O músico Edson Leão destaca que os artistas que já foram considerados bregas estão sendo redescobertos e ganhando a aura de "cult". "É o caso do próprio Roberto Carlos, que para muitos era cafona, mas tanto o período Jovem Guarda dele quanto alguns flertes que ele fez nos anos 70 com arranjos influenciados pela black music despertam o interesse de um público mais antenado. Assim a obra dele e de outros está sendo revalorizada, como a fase psicodélica do cantor Ronnie Von, mais conhecido pelo seu trabalho romântico."
A pesquisadora Silvia Cardoso acrescenta que a noção de brega, quando pejorativa, é flexível, podendo ser alterada e redefinida. "Muitas composições de artistas românticos foram regravadas mais recentemente por cantores da MPB, como Caetano Veloso, Maria Bethânia, Lenine, Zeca Baleiro. A canção "Você não me ensinou a te esquecer", de Fernando Mendes, por exemplo, foi regravada por Caetano e fez grande sucesso, chegando a ser indicada ao prêmio de canção do ano no Grammy Latino de 2004. Essas regravações são também consideradas de mau gosto?
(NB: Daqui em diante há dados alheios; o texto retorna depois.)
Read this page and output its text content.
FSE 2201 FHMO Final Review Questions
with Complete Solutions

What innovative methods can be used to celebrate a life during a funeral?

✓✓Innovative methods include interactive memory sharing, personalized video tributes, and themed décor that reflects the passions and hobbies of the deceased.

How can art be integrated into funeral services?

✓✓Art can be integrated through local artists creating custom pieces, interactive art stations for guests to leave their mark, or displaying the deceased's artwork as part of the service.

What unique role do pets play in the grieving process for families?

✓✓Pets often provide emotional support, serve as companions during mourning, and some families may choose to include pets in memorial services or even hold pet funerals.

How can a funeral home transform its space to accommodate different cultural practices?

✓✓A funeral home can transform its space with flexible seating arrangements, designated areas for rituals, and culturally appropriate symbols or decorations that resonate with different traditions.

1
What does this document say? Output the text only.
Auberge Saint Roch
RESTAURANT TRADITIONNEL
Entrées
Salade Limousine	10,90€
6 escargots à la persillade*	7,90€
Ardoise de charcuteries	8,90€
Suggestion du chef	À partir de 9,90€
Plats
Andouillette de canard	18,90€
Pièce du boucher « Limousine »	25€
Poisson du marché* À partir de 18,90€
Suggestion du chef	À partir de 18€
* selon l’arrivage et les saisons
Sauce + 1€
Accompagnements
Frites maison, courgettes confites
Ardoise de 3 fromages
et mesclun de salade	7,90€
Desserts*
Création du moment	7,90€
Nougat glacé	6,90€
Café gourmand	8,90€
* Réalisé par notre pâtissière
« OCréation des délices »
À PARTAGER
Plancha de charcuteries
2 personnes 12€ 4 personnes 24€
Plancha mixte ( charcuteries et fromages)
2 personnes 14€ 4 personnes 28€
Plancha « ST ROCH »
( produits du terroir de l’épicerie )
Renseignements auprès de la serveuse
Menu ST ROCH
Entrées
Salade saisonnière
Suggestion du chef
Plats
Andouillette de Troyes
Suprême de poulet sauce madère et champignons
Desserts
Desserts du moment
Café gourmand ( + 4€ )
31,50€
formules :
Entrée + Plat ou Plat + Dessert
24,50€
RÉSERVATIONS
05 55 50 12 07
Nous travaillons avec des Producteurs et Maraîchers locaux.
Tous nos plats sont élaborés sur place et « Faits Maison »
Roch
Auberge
Ou passam a ser legitimadas? Esses artistas se rebaixam ao gravar essas canções?", questiona.
Na visão do historiador Paulo César de Araújo, o preconceito em relação ao brega na música vem diminuindo gradativamente, e a tendência é que as canções e os artistas tenham o devido reconhecimento na cultura brasileira. "Foi o que aconteceu com o baião de Luiz Gonzaga, tachado de ‘música de cangaceiro’, e o próprio samba, antes ‘música de malandro’. No cinema, Sergio Leone foi ridicularizado por fazer faroeste, um gênero americano, na Itália, e hoje é uma das referências." Por último, vale destacar que o dicionário Houaiss define brega como "de mau gosto, sem refinamento", mas frisa: "segundo o ponto de vista de quem julga".